Donor-Recipient compatibility
home

De Soyza AG, Corris PA. 2001. Donor-Recipient compatibility [online]. Freeman Hospital, Newcastle Upon Tyne, UK. Available from http://www.cysticfibrosismedicine.com

   
Tissue typing
Blood group
Cytomegalovirus status
Donor Selection criteria
Bibliography
 

Tissue typing

Unlike renal transplantation, formal tissue typing is not performed for pulmonary transplantation. Retrospective studies have shown that HLA matched organs do have lower rates of chronic rejection. The potential benefit of tissue typing are, however, small and would result in unacceptable increases in graft ischaemic time.

Blood group

The main matching criteria for lung and heart/lung transplantation is blood group compatibility.

Cytomegalovirus status

To avoid primary cytomegalovirus infection, the donor and recipient should be matched when possible for previous CMV exposure

.

Donor Selection Criteria
Brain stem death
Age < 55 years
ABO compatibility
No aspiration or sepsis/ No evidence of ventilator associated pneumonia
Gram stain of sputum free of bacteria, fungus and significant numbers of white cells
Clear chest radiography
No history of thoracic or other organ malignancy
Limited smoking history
Acceptable gas transfer defined by arterial blood gas response to 100% oxygen (arterial partial pressure of oxygen equal to or greater than 300 on fractional inspired oxygen 1.0, PEEP 5 cm H20)
No chest trauma or previous chest surgery

 

These selection criteria have been challenged as too didactic and the concept of "marginal donor" that does not fufil all the above criteria has been proposed. Evidence suggests the long term outcomes of using such donors does not differ significantly from those of an ideal donor. The current uptake of organs form offered donors is low and a small increase in the acceptance rates may markedly increase the number of transplants performed. Work from Australia, where a physician and a surgeon assess and actively manage a donor, has shown that this approach increases the uptake of offered organs.

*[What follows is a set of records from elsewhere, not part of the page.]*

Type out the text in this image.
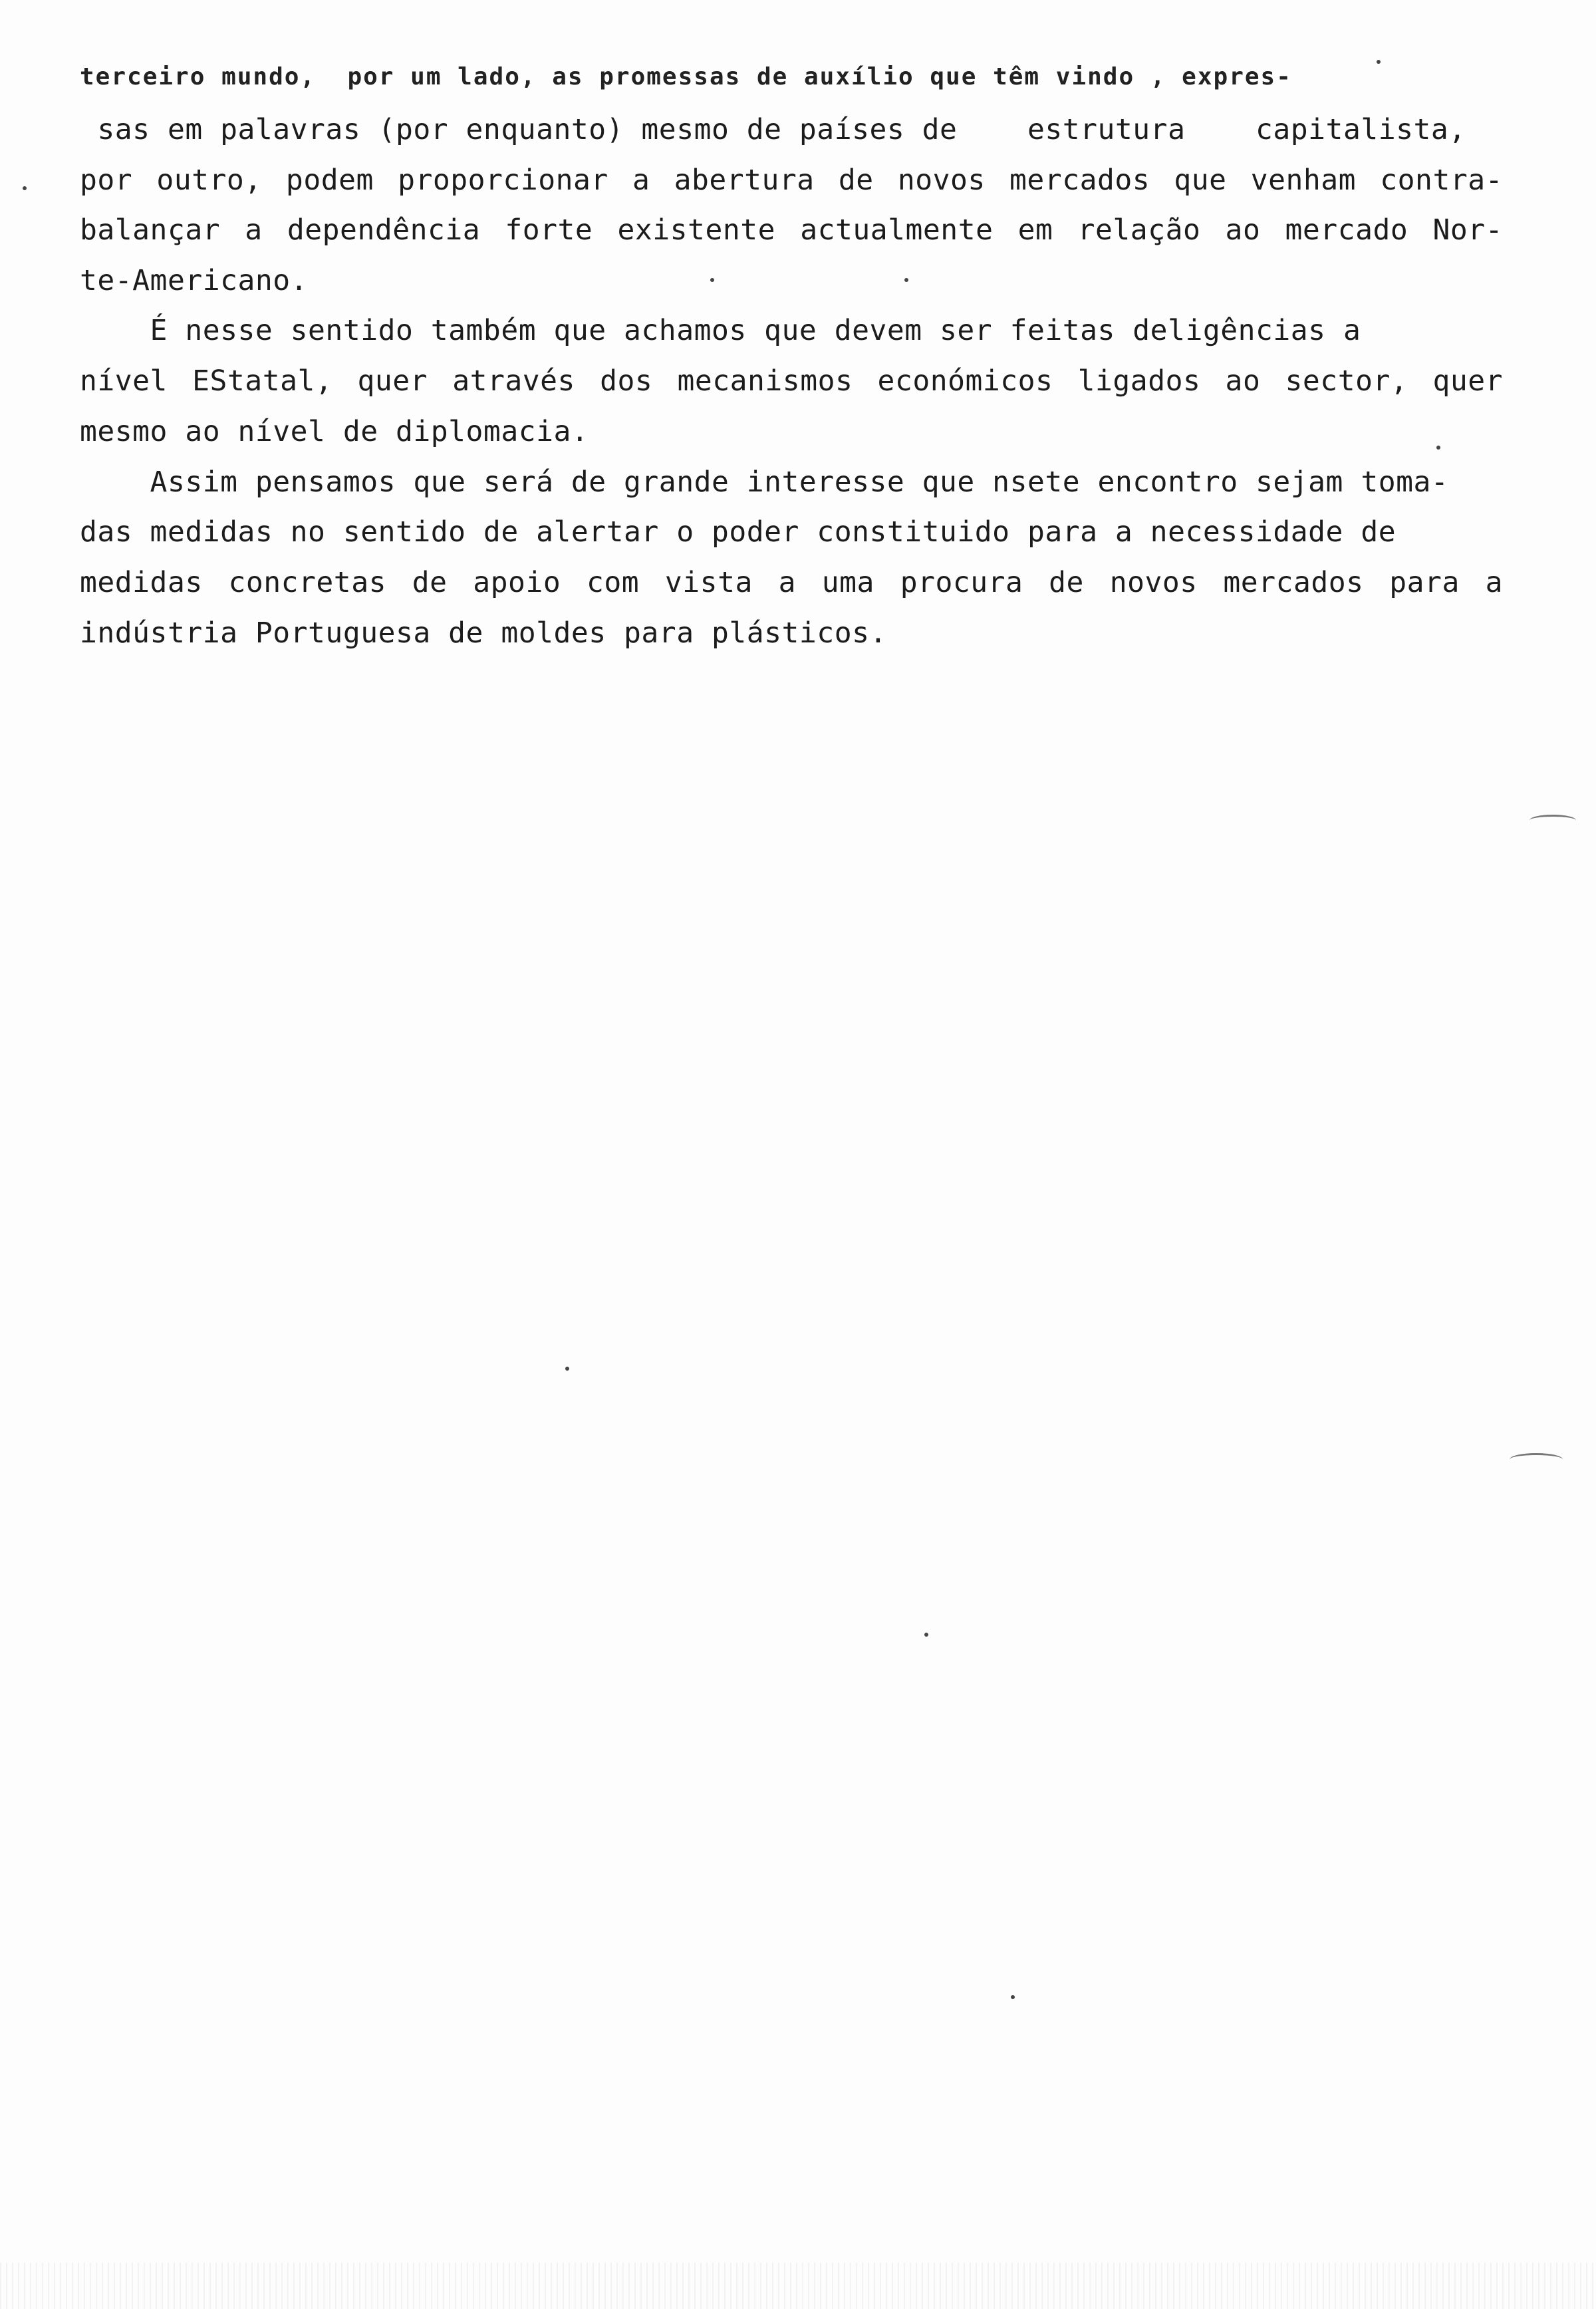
terceiro mundo,  por um lado, as promessas de auxílio que têm vindo , expres-
sas em palavras (por enquanto) mesmo de países de    estrutura    capitalista,
por outro, podem proporcionar a abertura de novos mercados que venham contra-
balançar a dependência forte existente actualmente em relação ao mercado Nor-
te-Americano.
É nesse sentido também que achamos que devem ser feitas deligências a
nível EStatal, quer através dos mecanismos económicos ligados ao sector, quer
mesmo ao nível de diplomacia.
Assim pensamos que será de grande interesse que nsete encontro sejam toma-
das medidas no sentido de alertar o poder constituido para a necessidade de
medidas concretas de apoio com vista a uma procura de novos mercados para a
indústria Portuguesa de moldes para plásticos.
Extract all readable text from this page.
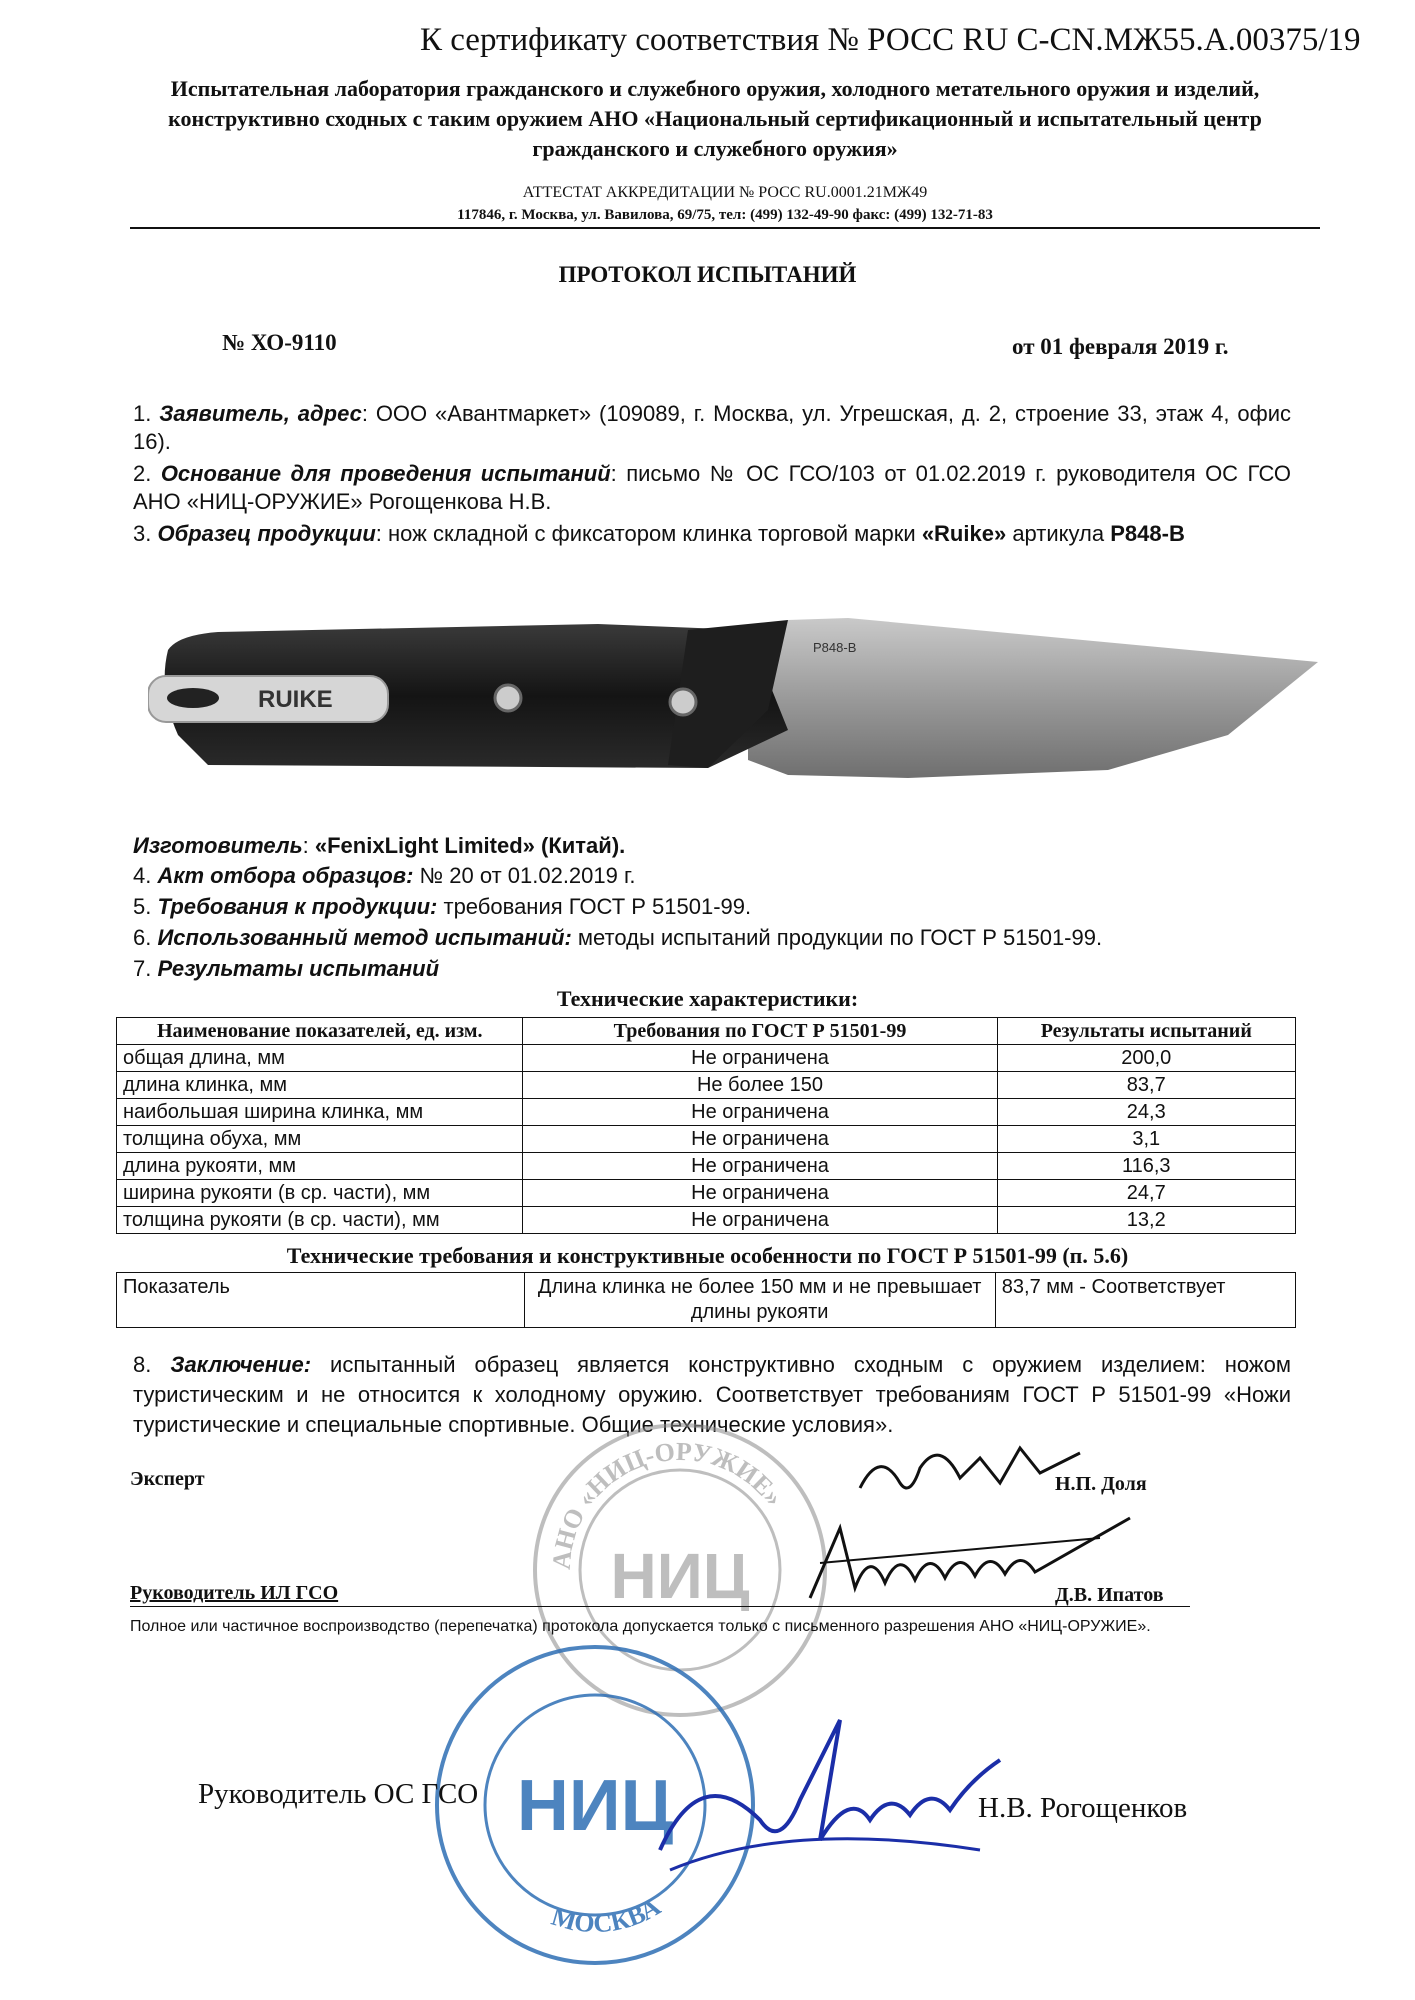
К сертификату соответствия № РОСС RU C-CN.МЖ55.А.00375/19
Испытательная лаборатория гражданского и служебного оружия, холодного метательного оружия и изделий, конструктивно сходных с таким оружием АНО «Национальный сертификационный и испытательный центр гражданского и служебного оружия»
АТТЕСТАТ АККРЕДИТАЦИИ № РОСС RU.0001.21МЖ49
117846, г. Москва, ул. Вавилова, 69/75, тел: (499) 132-49-90 факс: (499) 132-71-83
ПРОТОКОЛ ИСПЫТАНИЙ
№ ХО-9110	от 01 февраля 2019 г.
1. Заявитель, адрес: ООО «Авантмаркет» (109089, г. Москва, ул. Угрешская, д. 2, строение 33, этаж 4, офис 16).
2. Основание для проведения испытаний: письмо № ОС ГСО/103 от 01.02.2019 г. руководителя ОС ГСО АНО «НИЦ-ОРУЖИЕ» Рогощенкова Н.В.
3. Образец продукции: нож складной с фиксатором клинка торговой марки «Ruike» артикула P848-B
RUIKE
P848-B
Изготовитель: «FenixLight Limited» (Китай).
4. Акт отбора образцов: № 20 от 01.02.2019 г.
5. Требования к продукции: требования ГОСТ Р 51501-99.
6. Использованный метод испытаний: методы испытаний продукции по ГОСТ Р 51501-99.
7. Результаты испытаний
Технические характеристики:
Наименование показателей, ед. изм.	Требования по ГОСТ Р 51501-99	Результаты испытаний
общая длина, мм	Не ограничена	200,0
длина клинка, мм	Не более 150	83,7
наибольшая ширина клинка, мм	Не ограничена	24,3
толщина обуха, мм	Не ограничена	3,1
длина рукояти, мм	Не ограничена	116,3
ширина рукояти (в ср. части), мм	Не ограничена	24,7
толщина рукояти (в ср. части), мм	Не ограничена	13,2
Технические требования и конструктивные особенности по ГОСТ Р 51501-99 (п. 5.6)
Показатель	Длина клинка не более 150 мм и не превышает длины рукояти	83,7 мм - Соответствует
8. Заключение: испытанный образец является конструктивно сходным с оружием изделием: ножом туристическим и не относится к холодному оружию. Соответствует требованиям ГОСТ Р 51501-99 «Ножи туристические и специальные спортивные. Общие технические условия».
АНО «НИЦ-ОРУЖИЕ»
НИЦ
МОСКВА
НИЦ
Эксперт	Н.П. Доля
Руководитель ИЛ ГСО	Д.В. Ипатов
Полное или частичное воспроизводство (перепечатка) протокола допускается только с письменного разрешения АНО «НИЦ-ОРУЖИЕ».
Руководитель ОС ГСО	Н.В. Рогощенков
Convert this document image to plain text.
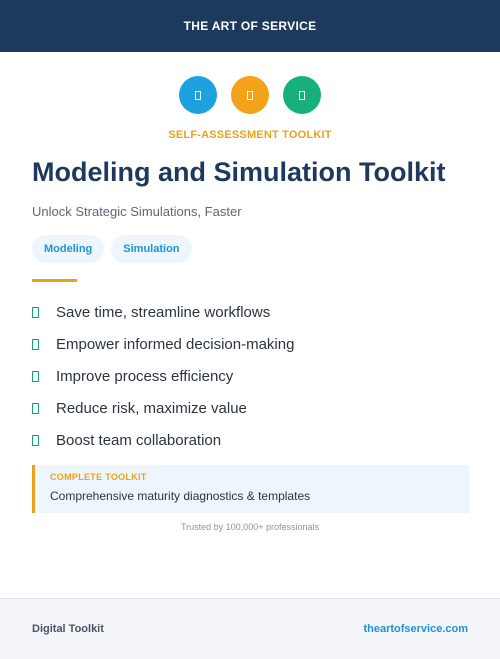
THE ART OF SERVICE
SELF-ASSESSMENT TOOLKIT
Modeling and Simulation Toolkit
Unlock Strategic Simulations, Faster
Modeling	Simulation
Save time, streamline workflows
Empower informed decision-making
Improve process efficiency
Reduce risk, maximize value
Boost team collaboration
COMPLETE TOOLKIT
Comprehensive maturity diagnostics & templates
Trusted by 100,000+ professionals
Digital Toolkit	theartofservice.com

Donor organ evaluation may now reach a more combined clinical-scientific phase after early reports of increased rates of early graft dysfunction in patients who received donor organs that had subclinical graft inflammation (as determined by donor bronchoalveolar lavage levels of Interleukin 8)

Bibliography

Fisher AJ, Dark JH, Corris PA. Improving donor lung evaluation: a new approach to increase organ supply for lung transplantation. Thorax 1998; 53(10):818-20.

Fisher AJ, Donnelly SC, Hirani N, Burdick MD, Strieter RM, Dark JH, Corris PA. Enhanced pulmonary inflammation in organ donors following fatal non-traumatic brain injury. Lancet 1999; 353(9162):1412-3.

Frost AE. Donor criteria and evaluation. Clinics in Chest Medicine 1997; 18(2):231-7.

Gabbay E, Williams TJ, Griffiths AP, Macfarlane LM, Kotsimbos TC, Esmore DS, Snell GI. Maximizing the utilization of donor organs offered for lung transplantation. American Journal of Respiratory & Critical Care Medicine 1999; 160(1):265-71.

Snell GI, Griffiths A, Macfarlane L, Gabbay E, Shiraishi T, Esmore DS, Williams TJ. Maximizing thoracic organ transplant opportunities: the importance of efficient coordination. Journal of Heart & Lung Transplantation 2000; 19(4):401-7.

Stewart S, Ciulli F, Wells FC, Wallwork J. Pathology of unused donor lungs. Transplantation Proceedings 1993; 25(1 Pt 2):1167-8.

Sundaresan S, Semenkovich J, Ochoa L, Richardson G, Trulock EP, Cooper JD, Patterson GA. Successful outcome of lung transplantation is not compromised by the use of marginal donor lungs. Journal of Thoracic & Cardiovascular Surgery 1995; 109(6):1075-9; discussion 1079-80.